Gedung Gereja Tua Soya walaupun bentuknya yang sederhana, namun telah memberikan andil bagi sejarah Pekabaran Injil di Maluku, khususnya di Negeri Soya. Kekristenan di Negeri Soya harus diakui tidak dapat dilepaskan dari hadirnya Joseph Kham yang bertemu dengan orang-orang Kristen di Negeri Soya pada tahun 1821. Jika digambarkan dalam angka, maka perkembangan  kekristenan pada saat itu adalah sebagai berikut : Anggota Sidi : 22 orang,  Anggota Babtis Dewasa : 21  orang,  Anak Sekolah : 10 orang,  Anak di luar Sekolah : 7  orang,  dan Anak yang dibabtis : 1 orang.
Dari angka tersebut di atas dapat dikatakan bahwa  proses pekabaran Injil di Negeri Soya ternyata berjalan lambat. Hal ini disebabkan karena masyarakat Soya yang masih terisolir, dan karenanya tidak mudah menyerahkan diri untuk dibaptis sebagai akibat peperangan dengan Bangsa Portugis. Faktor lain adalah, angka kelahiran yang sangat rendah disamping kehidupan sosial ekonomi.. Namun, harus diakui kedatangan Joseph Kham merupakan angin baru bagi penginjilan di Maluku termasuk Soya, yang menjadikan jumlah pemeluk Agama Kristen dari waktu ke waktu terus bertambah.
Dalam kaitannya dengan penyebaran Agama Kristen di Maluku, Gedung Gereja Soya sebenarnya mempunyai catatan sejarah tersendiri. Pertumbuhan Gedung Gereja Soya pada awalnya tidak diketahui. Untuk menampung kebutuhan kegiatan ibadah, pada tahun 1876 Raja Stephanus Jacob Rehatta memimpin orang Soya untuk memperbaiki serta memperluas bangunan Gereja secara semi permanen yang dipergunakan sampai tahun 1927. Pada masa pemerintahan Leonard Lodiwijk Rehatta, Gedung Gereja Soya yang diperbaharui tahun 1927, pada tahun 1996 kembali dipugar dan atau direstorasi dibawah panduan Bidang Museum Sejarah dan Kepurbakalaan Kanwil Pendidikan dan Kebudayaan Maluku. Hasil ini hanya bertahan hingga 28 April 2002 saat Negeri Soya diserang oleh kaum perusuh yang mengakibatkan korban jiwa meninggal 11 orang, 12 orang luka berat, dan sejumlah lain luka ringan, disamping 22 buah rumah hangus terbakar rata dengan tanah, dan  Gedung Gereja Tua Soya yang telah menjadi Bangunan Cagar Budaya.  Gereja Tua Soya  kemudian berhasil dibangun kembali dan diresmikan oleh Ketua Sinode GPM Dr. Chr. J. Ruhulessin, M.Si dan Gubernur Maluku, Karel Albert Ralahalu.
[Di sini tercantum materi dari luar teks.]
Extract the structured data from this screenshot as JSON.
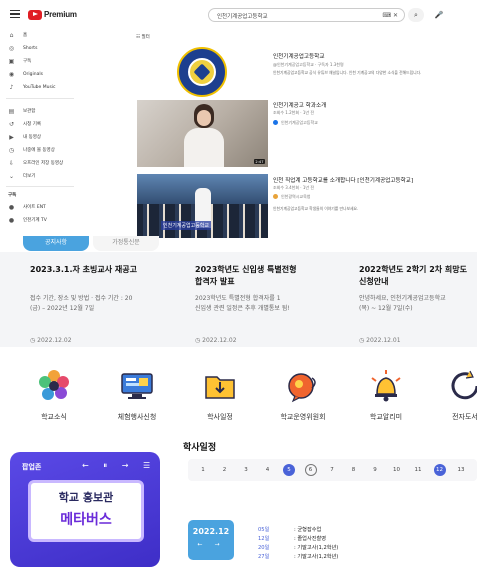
{
  "youtube": {
    "logo_text": "Premium",
    "search_query": "인천기계공업고등학교",
    "search_icons": "⌨ ✕",
    "search_button_icon": "⌕",
    "mic_icon": "🎤",
    "filter_label": "☷ 필터",
    "sidebar": {
      "items_top": [
        {
          "icon": "⌂",
          "label": "홈"
        },
        {
          "icon": "◎",
          "label": "Shorts"
        },
        {
          "icon": "▣",
          "label": "구독"
        },
        {
          "icon": "◉",
          "label": "Originals"
        },
        {
          "icon": "♪",
          "label": "YouTube Music"
        }
      ],
      "items_mid": [
        {
          "icon": "▤",
          "label": "보관함"
        },
        {
          "icon": "↺",
          "label": "시청 기록"
        },
        {
          "icon": "▶",
          "label": "내 동영상"
        },
        {
          "icon": "◷",
          "label": "나중에 볼 동영상"
        },
        {
          "icon": "⇩",
          "label": "오프라인 저장 동영상"
        },
        {
          "icon": "⌄",
          "label": "더보기"
        }
      ],
      "subs_heading": "구독",
      "subs": [
        {
          "icon": "●",
          "label": "사이트 ENT"
        },
        {
          "icon": "●",
          "label": "인천기계 TV"
        }
      ]
    },
    "results": [
      {
        "title": "인천기계공업고등학교",
        "meta": "@인천기계공업고등학교 · 구독자 1.3천명",
        "desc": "인천기계공업고등학교 공식 유튜브 채널입니다. 인천 기계공고의 다양한 소식을 전해드립니다."
      },
      {
        "title": "인천기계공고 학과소개",
        "meta": "조회수 1.2천회 · 1년 전",
        "channel": "인천기계공업고등학교",
        "duration": "2:47"
      },
      {
        "title": "인천 직업계 고등학교를 소개합니다 [인천기계공업고등학교]",
        "meta": "조회수 3.4천회 · 1년 전",
        "channel": "인천광역시교육청",
        "desc": "인천기계공업고등학교 학생들의 이야기를 만나보세요.",
        "caption": "인천기계공업고등학교"
      }
    ]
  },
  "school": {
    "tabs": {
      "active": "공지사항",
      "inactive": "가정통신문"
    },
    "notices": [
      {
        "title": "2023.3.1.자 초빙교사 재공고",
        "body": [
          "접수 기간, 장소 및 방법 · 접수 기간 : 20",
          "(금) – 2022년 12월 7일"
        ],
        "date": "2022.12.02"
      },
      {
        "title": "2023학년도 신입생 특별전형",
        "title2": "합격자 발표",
        "body": [
          "2023학년도 특별전형 합격자를 1",
          "신입생 관련 일정은 추후 개별통보 됨!"
        ],
        "date": "2022.12.02"
      },
      {
        "title": "2022학년도 2학기 2차 희망도",
        "title2": "신청안내",
        "body": [
          "안녕하세요, 인천기계공업고등학교",
          "(목) ~ 12월 7일(수)"
        ],
        "date": "2022.12.01"
      }
    ],
    "date_icon": "◷",
    "quick_links": [
      {
        "label": "학교소식"
      },
      {
        "label": "체험행사신청"
      },
      {
        "label": "학사일정"
      },
      {
        "label": "학교운영위원회"
      },
      {
        "label": "학교알리미"
      },
      {
        "label": "전자도서"
      }
    ],
    "banner": {
      "top_label": "팝업존",
      "controls": "← ⏸ → ☰",
      "line1": "학교 홍보관",
      "line2": "메타버스"
    },
    "calendar": {
      "title": "학사일정",
      "days": [
        "1",
        "2",
        "3",
        "4",
        "5",
        "6",
        "7",
        "8",
        "9",
        "10",
        "11",
        "12",
        "13"
      ],
      "selected_days": [
        "5",
        "12"
      ],
      "ring_days": [
        "6"
      ],
      "month_label": "2022.12",
      "month_nav": "← →",
      "events": [
        {
          "day": "05일",
          "name": ": 균형잡수업"
        },
        {
          "day": "12일",
          "name": ": 졸업사진촬영"
        },
        {
          "day": "20일",
          "name": ": 기말고사(1,2학년)"
        },
        {
          "day": "27일",
          "name": ": 기말고사(1,2학년)"
        }
      ]
    }
  }
}
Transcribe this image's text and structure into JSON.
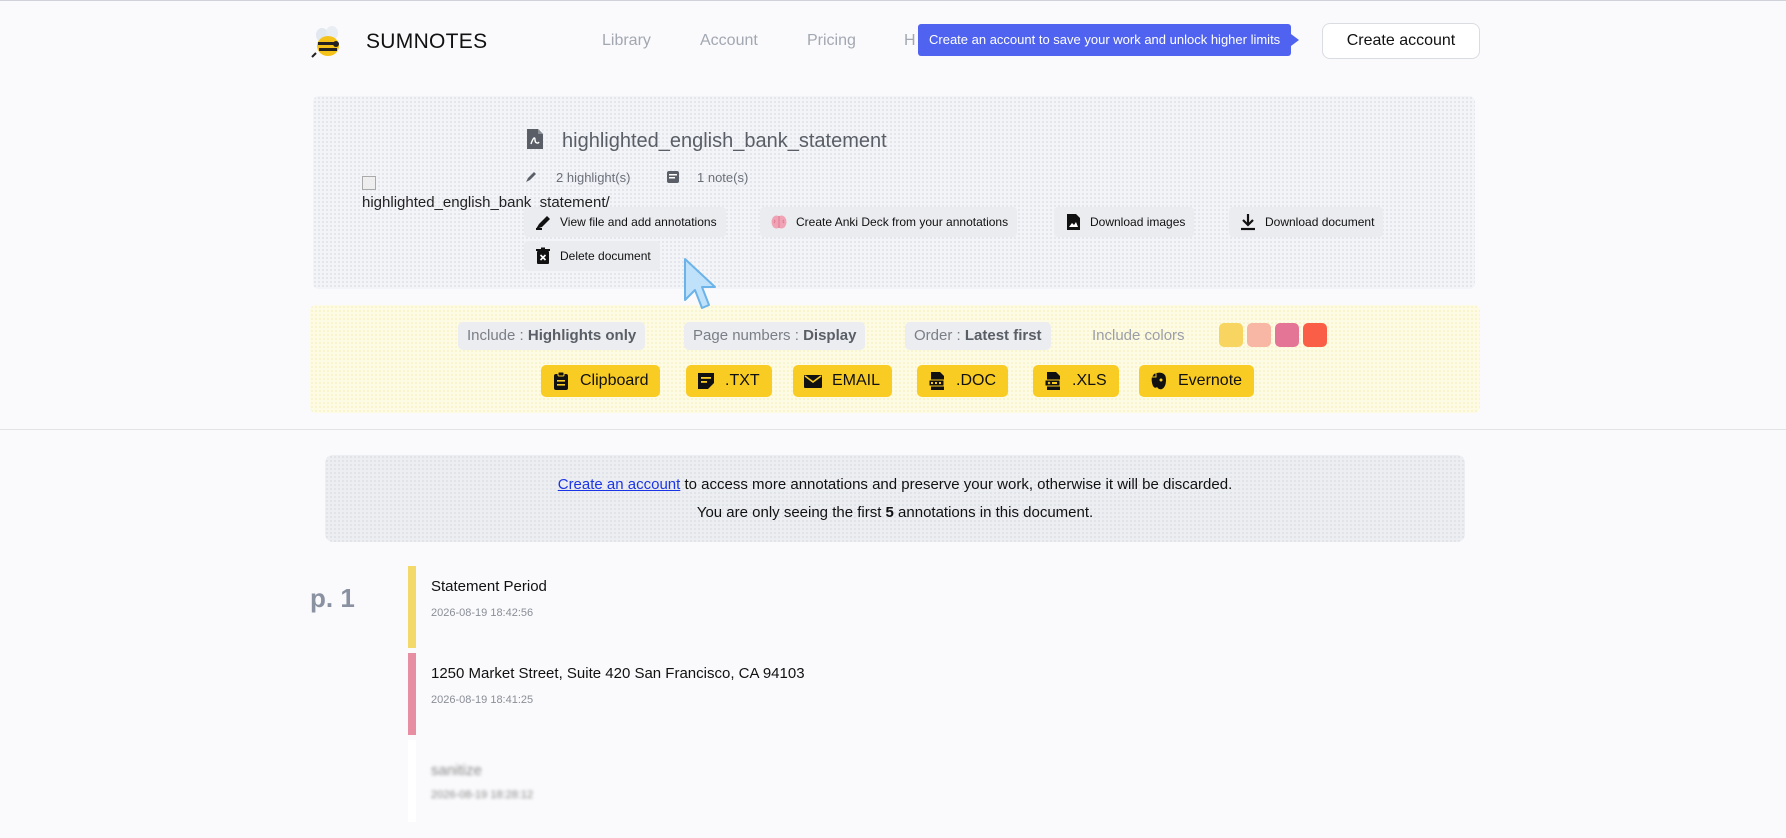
{
  "header": {
    "brand": "SUMNOTES",
    "nav": [
      "Library",
      "Account",
      "Pricing",
      "H"
    ],
    "tooltip": "Create an account to save your work and unlock higher limits",
    "create_account": "Create account"
  },
  "document": {
    "image_alt": "highlighted_english_bank_statement/",
    "title": "highlighted_english_bank_statement",
    "highlights": "2 highlight(s)",
    "notes": "1 note(s)",
    "actions": {
      "view": "View file and add annotations",
      "anki": "Create Anki Deck from your annotations",
      "images": "Download images",
      "download": "Download document",
      "delete": "Delete document"
    },
    "icons": [
      "pdf-file-icon",
      "highlighter-icon",
      "note-icon",
      "brain-icon",
      "image-file-icon",
      "download-icon",
      "trash-icon"
    ]
  },
  "options": {
    "include_label": "Include :",
    "include_value": "Highlights only",
    "page_label": "Page numbers :",
    "page_value": "Display",
    "order_label": "Order :",
    "order_value": "Latest first",
    "colors_label": "Include colors",
    "colors": [
      "#f7d560",
      "#f8b6a5",
      "#e57596",
      "#fb5e46"
    ]
  },
  "exports": [
    "Clipboard",
    ".TXT",
    "EMAIL",
    ".DOC",
    ".XLS",
    "Evernote"
  ],
  "notice": {
    "link": "Create an account",
    "line1_rest": " to access more annotations and preserve your work, otherwise it will be discarded.",
    "line2_pre": "You are only seeing the first ",
    "line2_count": "5",
    "line2_post": " annotations in this document."
  },
  "annotations": {
    "page": "p. 1",
    "items": [
      {
        "text": "Statement Period",
        "time": "2026-08-19 18:42:56",
        "color": "#f3d86a"
      },
      {
        "text": "1250 Market Street, Suite 420 San Francisco, CA 94103",
        "time": "2026-08-19 18:41:25",
        "color": "#e88ea2"
      },
      {
        "text": "sanitize",
        "time": "2026-08-19 18:28:12",
        "color": "#ffffff"
      }
    ]
  }
}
Asal Mula Upacara Adat Cuci Negeri

Menurut sumber yang ada, pada waktu dulu upacara adat cuci negeri  berlangsung selama lima hari berturut-turut. Segera setelah musim Barat (bertiupnya angin barat) yang jatuh pada bulan Desember,  Upacara cuci negeri dimulai. Mereka percaya bahwa dengan bertiupnya angin barat,  akan membawa serta datuk-datuk. Pada malam hari menjelang hari pertama dengan dipimpin oleh “Upu Nee” (initiator), para pemuda berkumpul di Samorele. Mereka mengenakan “cidaku” (Cawat), sedangkan mukanya dicat hitam (guna penyamaran), sebaliknya,  semua wanita dilarang  keluar rumah.
Para pemuda dengan dipimpin oleh Upu Nee menuju ke Sirimau tempat bersemayam Upulatu yang didampingi oleh seekor Naga. Upu Nee berjalan mendahului rombongan dan memberitahukan Upulatu bahwa, para pemuda akan datang dari clan-clan dimana mereka berasal.
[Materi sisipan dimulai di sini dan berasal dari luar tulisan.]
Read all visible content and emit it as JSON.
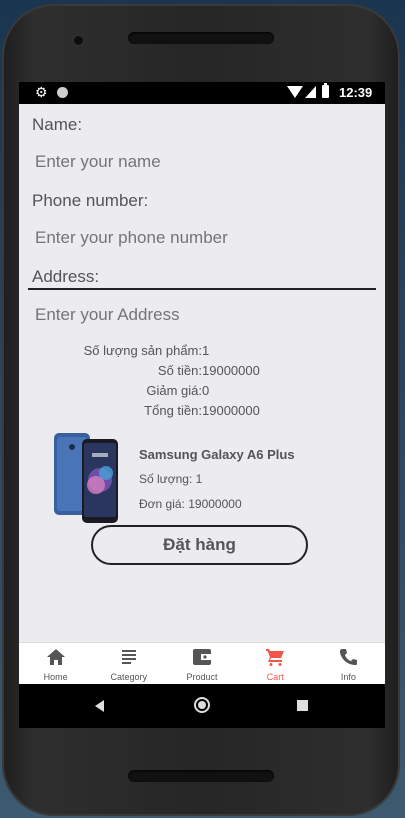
{
  "status_bar": {
    "time": "12:39",
    "settings_icon": "gear-icon",
    "notification_icon": "circle-icon"
  },
  "form": {
    "name_label": "Name:",
    "name_placeholder": "Enter your name",
    "phone_label": "Phone number:",
    "phone_placeholder": "Enter your phone number",
    "address_label": "Address:",
    "address_placeholder": "Enter your Address"
  },
  "summary": {
    "quantity_label": "Số lượng sản phẩm:",
    "quantity_value": "1",
    "amount_label": "Số tiền:",
    "amount_value": "19000000",
    "discount_label": "Giảm giá:",
    "discount_value": "0",
    "total_label": "Tổng tiền:",
    "total_value": "19000000"
  },
  "product": {
    "name": "Samsung Galaxy A6 Plus",
    "quantity": "Số lượng: 1",
    "unit_price": "Đơn giá: 19000000"
  },
  "order_button": "Đặt hàng",
  "tabs": [
    {
      "label": "Home",
      "icon": "home-icon"
    },
    {
      "label": "Category",
      "icon": "list-icon"
    },
    {
      "label": "Product",
      "icon": "wallet-icon"
    },
    {
      "label": "Cart",
      "icon": "cart-icon",
      "active": true
    },
    {
      "label": "Info",
      "icon": "phone-icon"
    }
  ],
  "colors": {
    "accent": "#f0574a",
    "background": "#ebebf0",
    "text": "#555555"
  }
}
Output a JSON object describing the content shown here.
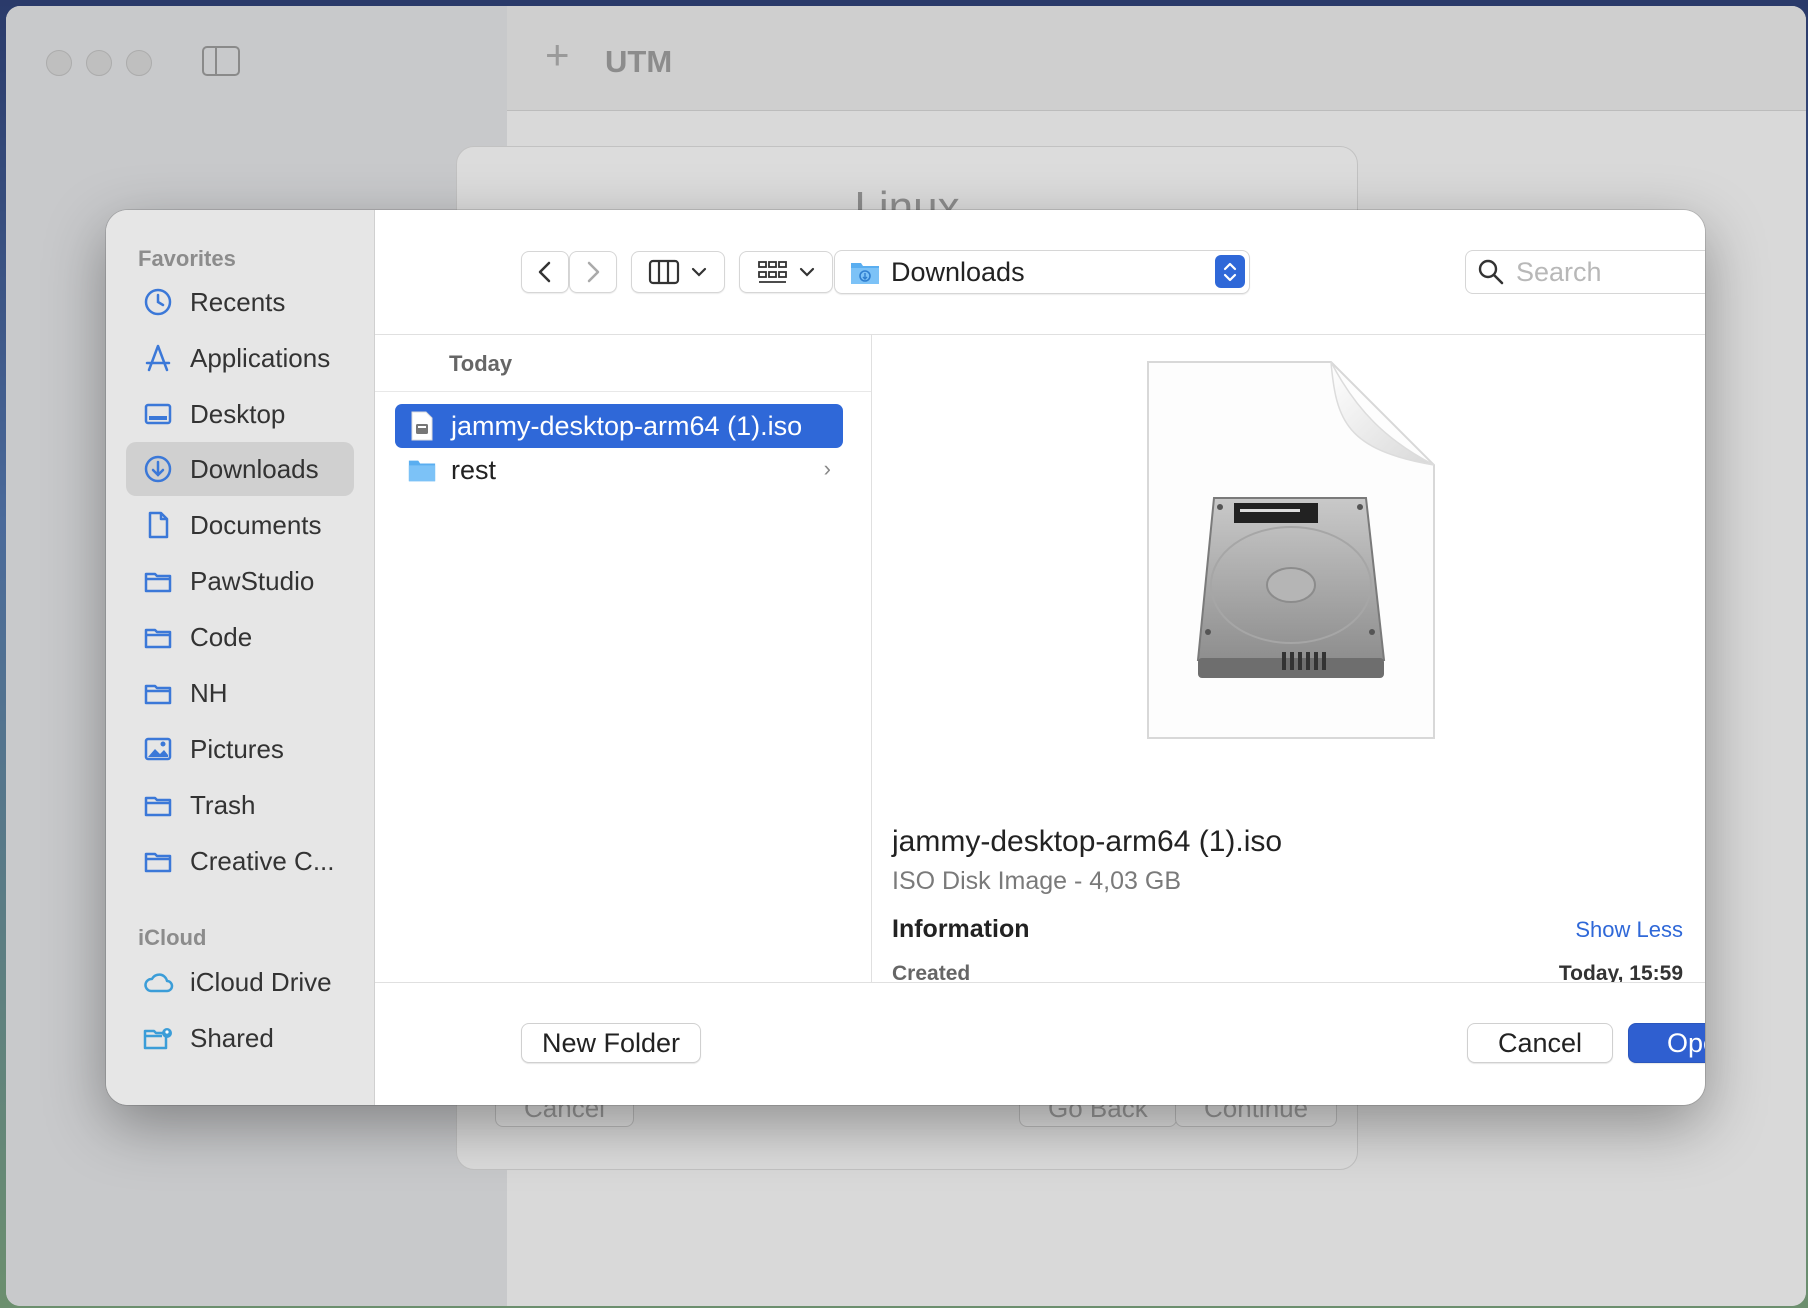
{
  "background_app": {
    "title": "UTM",
    "add_icon": "plus-icon",
    "wizard": {
      "title": "Linux",
      "cancel_label": "Cancel",
      "go_back_label": "Go Back",
      "continue_label": "Continue"
    }
  },
  "sidebar": {
    "favorites_title": "Favorites",
    "favorites": [
      {
        "label": "Recents",
        "icon": "clock-icon"
      },
      {
        "label": "Applications",
        "icon": "applications-icon"
      },
      {
        "label": "Desktop",
        "icon": "desktop-icon"
      },
      {
        "label": "Downloads",
        "icon": "download-icon",
        "selected": true
      },
      {
        "label": "Documents",
        "icon": "document-icon"
      },
      {
        "label": "PawStudio",
        "icon": "folder-icon"
      },
      {
        "label": "Code",
        "icon": "folder-icon"
      },
      {
        "label": "NH",
        "icon": "folder-icon"
      },
      {
        "label": "Pictures",
        "icon": "pictures-icon"
      },
      {
        "label": "Trash",
        "icon": "folder-icon"
      },
      {
        "label": "Creative C...",
        "icon": "folder-icon"
      }
    ],
    "icloud_title": "iCloud",
    "icloud": [
      {
        "label": "iCloud Drive",
        "icon": "cloud-icon"
      },
      {
        "label": "Shared",
        "icon": "shared-folder-icon"
      }
    ]
  },
  "toolbar": {
    "location": "Downloads",
    "search_placeholder": "Search"
  },
  "file_list": {
    "group_header": "Today",
    "items": [
      {
        "name": "jammy-desktop-arm64 (1).iso",
        "icon": "disk-image-icon",
        "selected": true
      },
      {
        "name": "rest",
        "icon": "folder-icon",
        "has_children": true
      }
    ]
  },
  "preview": {
    "file_name": "jammy-desktop-arm64 (1).iso",
    "kind_size": "ISO Disk Image - 4,03 GB",
    "info_title": "Information",
    "show_less_label": "Show Less",
    "created_label": "Created",
    "created_value": "Today, 15:59"
  },
  "footer": {
    "new_folder_label": "New Folder",
    "cancel_label": "Cancel",
    "open_label": "Open"
  },
  "colors": {
    "accent": "#2f68d8",
    "primary_button": "#2f5fd0",
    "sidebar_selected": "#d0d0d0",
    "sidebar_icon": "#3b78d8"
  }
}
Menjelang tengah malam, para pemuda yang ada didudukan dalam posisi bertolak belakang. Dalam keadaan seperti itu, datanglah Naga menelan mereka, dan menyimpan mereka selama lima hari dalam perutnya. Pada tengah hari pada hari kelima, Naga kemudian memuntahkan mereka. Masing-masing orang dari mereka kemudian menerima tanda, suatu lukisan berbentuk segi tiga pada dahi, dada, dan perut. Sementara itu,  para wanita dan orang-orang tua telah membersihkan Samasuru dan Negeri.
Menjelang tengah hari, turunlah Upulatu bersama pemuda-pemuda tadi dari tempat Naga menuju Samasuru. Di sana, keluarganya  telah menunggu. Dalam prosesi tersebut, lagu-lagu tua dan suci dinyanyikan (suhat) Raja / Upulatu mengambil tempat pada batu tempat duduknya (PETERANA) dan berbicaralah Raja  dari tempat itu (Batu Stori Peterana) sambil menengadahkan mukanya ke Gunung Sirimau.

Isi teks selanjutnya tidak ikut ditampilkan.